3 Deadly Emotions: The Mind Body Connection That Can Kill You
We’ve all heard the famous phrase: “You are what you eat,” which is a valid statement, but I wish to go a step further and say that “You are what you think.” Every single thought that you think invokes an emotion, thus leading to a physiological response in your body. Neuropeptides act as a communication link between our thoughts and what we experience in the cells of our bodies. They are comparable to keys that fit into tiny keyholes in every cell in your body. In this way, your brain communicates with your immune cells. Of course, the body responds differently depending on which emotion you are experiencing.
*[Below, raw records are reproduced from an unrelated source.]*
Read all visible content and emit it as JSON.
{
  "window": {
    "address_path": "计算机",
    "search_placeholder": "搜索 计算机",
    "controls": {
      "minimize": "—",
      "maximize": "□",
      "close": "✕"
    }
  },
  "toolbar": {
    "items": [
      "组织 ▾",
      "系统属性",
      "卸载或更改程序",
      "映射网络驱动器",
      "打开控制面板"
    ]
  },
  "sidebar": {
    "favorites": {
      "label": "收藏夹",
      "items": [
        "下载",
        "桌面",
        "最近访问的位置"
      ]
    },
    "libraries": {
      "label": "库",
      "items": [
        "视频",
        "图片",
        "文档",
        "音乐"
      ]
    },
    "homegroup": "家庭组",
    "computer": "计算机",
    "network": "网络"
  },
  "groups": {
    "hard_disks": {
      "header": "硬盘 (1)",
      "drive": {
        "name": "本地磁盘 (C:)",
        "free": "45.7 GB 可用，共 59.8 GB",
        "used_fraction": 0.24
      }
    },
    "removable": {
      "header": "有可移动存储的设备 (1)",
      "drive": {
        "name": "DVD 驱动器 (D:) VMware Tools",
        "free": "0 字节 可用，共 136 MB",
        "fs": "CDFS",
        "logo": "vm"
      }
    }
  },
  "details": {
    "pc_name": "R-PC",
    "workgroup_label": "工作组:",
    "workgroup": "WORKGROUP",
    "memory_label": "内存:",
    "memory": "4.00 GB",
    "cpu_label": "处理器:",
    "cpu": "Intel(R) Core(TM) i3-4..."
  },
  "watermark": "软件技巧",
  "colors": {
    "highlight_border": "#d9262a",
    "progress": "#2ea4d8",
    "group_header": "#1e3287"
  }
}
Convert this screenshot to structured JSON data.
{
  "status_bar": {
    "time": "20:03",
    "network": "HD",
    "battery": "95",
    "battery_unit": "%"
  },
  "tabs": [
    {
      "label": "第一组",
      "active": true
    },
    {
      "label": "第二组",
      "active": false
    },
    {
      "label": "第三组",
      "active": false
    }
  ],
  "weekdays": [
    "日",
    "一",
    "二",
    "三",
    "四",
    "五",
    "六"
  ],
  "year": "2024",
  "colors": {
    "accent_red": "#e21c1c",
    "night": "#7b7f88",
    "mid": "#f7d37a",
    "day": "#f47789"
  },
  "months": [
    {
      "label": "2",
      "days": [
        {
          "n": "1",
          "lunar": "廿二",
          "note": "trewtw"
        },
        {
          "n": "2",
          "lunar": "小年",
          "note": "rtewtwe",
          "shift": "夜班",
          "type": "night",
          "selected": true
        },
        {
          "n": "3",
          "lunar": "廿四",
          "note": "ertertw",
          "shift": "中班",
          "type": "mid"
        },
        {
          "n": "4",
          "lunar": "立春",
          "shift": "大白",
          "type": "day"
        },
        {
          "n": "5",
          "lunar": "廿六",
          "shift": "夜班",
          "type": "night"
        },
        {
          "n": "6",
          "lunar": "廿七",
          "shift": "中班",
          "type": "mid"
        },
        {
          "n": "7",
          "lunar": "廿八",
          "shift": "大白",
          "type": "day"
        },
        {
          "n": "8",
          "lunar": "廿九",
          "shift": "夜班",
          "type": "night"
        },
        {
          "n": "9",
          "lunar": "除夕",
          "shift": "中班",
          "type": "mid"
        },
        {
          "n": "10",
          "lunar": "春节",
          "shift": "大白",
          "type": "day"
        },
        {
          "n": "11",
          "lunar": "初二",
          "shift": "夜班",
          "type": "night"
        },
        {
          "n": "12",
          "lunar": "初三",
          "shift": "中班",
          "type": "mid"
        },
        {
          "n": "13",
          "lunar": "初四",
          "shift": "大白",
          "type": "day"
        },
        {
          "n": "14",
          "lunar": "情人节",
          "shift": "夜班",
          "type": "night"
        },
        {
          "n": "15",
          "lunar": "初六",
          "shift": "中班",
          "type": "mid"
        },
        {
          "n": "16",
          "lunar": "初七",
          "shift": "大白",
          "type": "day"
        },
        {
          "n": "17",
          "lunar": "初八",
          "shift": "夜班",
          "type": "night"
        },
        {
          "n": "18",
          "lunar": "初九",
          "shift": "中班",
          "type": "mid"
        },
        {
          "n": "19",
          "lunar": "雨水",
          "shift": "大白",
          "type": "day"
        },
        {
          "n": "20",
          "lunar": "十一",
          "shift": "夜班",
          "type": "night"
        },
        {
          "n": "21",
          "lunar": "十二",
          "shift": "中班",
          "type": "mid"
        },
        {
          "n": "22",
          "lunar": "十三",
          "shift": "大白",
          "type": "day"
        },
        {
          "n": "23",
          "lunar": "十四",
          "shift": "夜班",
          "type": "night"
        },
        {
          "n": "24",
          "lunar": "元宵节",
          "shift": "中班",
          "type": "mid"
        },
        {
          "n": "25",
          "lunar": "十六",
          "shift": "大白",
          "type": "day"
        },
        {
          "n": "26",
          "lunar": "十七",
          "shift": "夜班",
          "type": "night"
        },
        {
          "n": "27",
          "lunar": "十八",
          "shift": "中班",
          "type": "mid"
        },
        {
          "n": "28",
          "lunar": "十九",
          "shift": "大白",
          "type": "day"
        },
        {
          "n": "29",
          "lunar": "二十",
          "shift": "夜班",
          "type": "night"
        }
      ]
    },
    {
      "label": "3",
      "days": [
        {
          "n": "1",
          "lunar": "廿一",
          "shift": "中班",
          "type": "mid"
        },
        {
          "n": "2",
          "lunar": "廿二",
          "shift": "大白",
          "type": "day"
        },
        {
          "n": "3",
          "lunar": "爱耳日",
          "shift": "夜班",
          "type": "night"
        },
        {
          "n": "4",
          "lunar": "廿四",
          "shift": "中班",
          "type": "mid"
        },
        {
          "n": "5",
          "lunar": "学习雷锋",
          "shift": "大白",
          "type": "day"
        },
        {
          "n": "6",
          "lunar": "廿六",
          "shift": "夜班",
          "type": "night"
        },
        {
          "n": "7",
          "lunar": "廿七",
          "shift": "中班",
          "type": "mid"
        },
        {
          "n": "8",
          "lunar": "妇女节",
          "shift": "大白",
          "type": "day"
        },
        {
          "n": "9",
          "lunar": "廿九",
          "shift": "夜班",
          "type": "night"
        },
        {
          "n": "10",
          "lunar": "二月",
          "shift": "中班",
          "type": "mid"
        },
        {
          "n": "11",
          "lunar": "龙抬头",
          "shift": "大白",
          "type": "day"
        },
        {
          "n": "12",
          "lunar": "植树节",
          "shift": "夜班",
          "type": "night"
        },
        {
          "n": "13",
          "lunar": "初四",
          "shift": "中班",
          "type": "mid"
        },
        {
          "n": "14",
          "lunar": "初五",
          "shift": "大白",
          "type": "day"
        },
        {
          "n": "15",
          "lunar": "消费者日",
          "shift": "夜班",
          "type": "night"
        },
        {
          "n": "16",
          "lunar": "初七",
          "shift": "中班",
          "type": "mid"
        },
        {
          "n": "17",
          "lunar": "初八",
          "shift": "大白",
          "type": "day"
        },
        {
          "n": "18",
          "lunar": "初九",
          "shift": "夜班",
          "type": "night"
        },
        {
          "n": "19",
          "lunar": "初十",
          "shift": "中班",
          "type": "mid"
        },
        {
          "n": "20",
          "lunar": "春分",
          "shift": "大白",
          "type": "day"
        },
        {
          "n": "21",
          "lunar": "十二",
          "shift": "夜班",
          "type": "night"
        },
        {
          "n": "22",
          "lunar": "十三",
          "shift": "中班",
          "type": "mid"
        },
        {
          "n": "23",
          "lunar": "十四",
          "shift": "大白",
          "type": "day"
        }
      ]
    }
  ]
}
The following three emotions are actually capable of killing you:
“Holding on to anger is like drinking poison and waiting for the other person to die.” -Unknown
Anger can be devastating to your physical health. When we experience anger, adrenaline and norepinephrine flood the bloodstream. This causes blood vessels to constrict, which causes a rise in blood pressure, increasing the heart rate. Cortisol levels are increased, which can cause an increase in cholesterol—all creating a predisposition to heart disease and increasing the risk of cancer. So there you have it, anger truly is poison.
“Worry is a down payment on a problem you may never have.” -Joyce Meyer
We all experience a certain level of anxiety when speaking before an audience or, perhaps, before the big game. But anxiety can be a very powerful emotion when we surrender to our fear and withdraw from certain situations. The physiological response of anxiety is somewhat similar to that of anger, and in fact, the two emotions tend to go hand in hand. Anxiety can be a truly debilitating emotion that can lead to a number of health issues including, but not limited to: panic attacks, arrhythmia, mitral valve prolapse, and ultimately heart disease.
“Sadness is but a wall between two gardens.” -Khalil Gibran
As with anger and anxiety, it is normal to experience sadness when something occurs that causes us to feel that way. But when sadness lingers and there is no easily identifiable cause, it could indicate that something more is going on. The subject of clinical depression can be a bit complex. It’s sort of a ‘Which came first, the chicken or the egg?’ kind of thing…
‘Am I depressed because I am sick, or am I sick because I am depressed?’
Depression can begin with our thoughts or it can be the result of an underlying physical condition. Serotonin is the neurotransmitter most commonly associated with depression. When serotonin levels are low a person feels sad or depressed. People who suffer from depression tend to have poor nutrition, lack physical activity, and may self-medicate with drugs or alcohol, all of which can place them at a higher risk of developing most types of disease.
So what can you do about it?
“Emotion is energy in motion.” -Peter McWilliams
All of these emotions are manifestations of our thoughts. Everything originates as thought. We may not be able to control everything that happens to us, but the good news is….
we can control our thoughts.
You can consciously choose how you respond to a particular situation. By changing your response, you actually change the chemistry of your brain, i.e. you can retrain your brain. This concept is the foundation of cognitive behavioral therapy (CBT) and has proven to be very effective in treating anxiety, depression, and managing anger. However, there are situations in which medication is necessary. In these cases, CBT can also be implemented in order to achieve better results and decrease dependency on medication.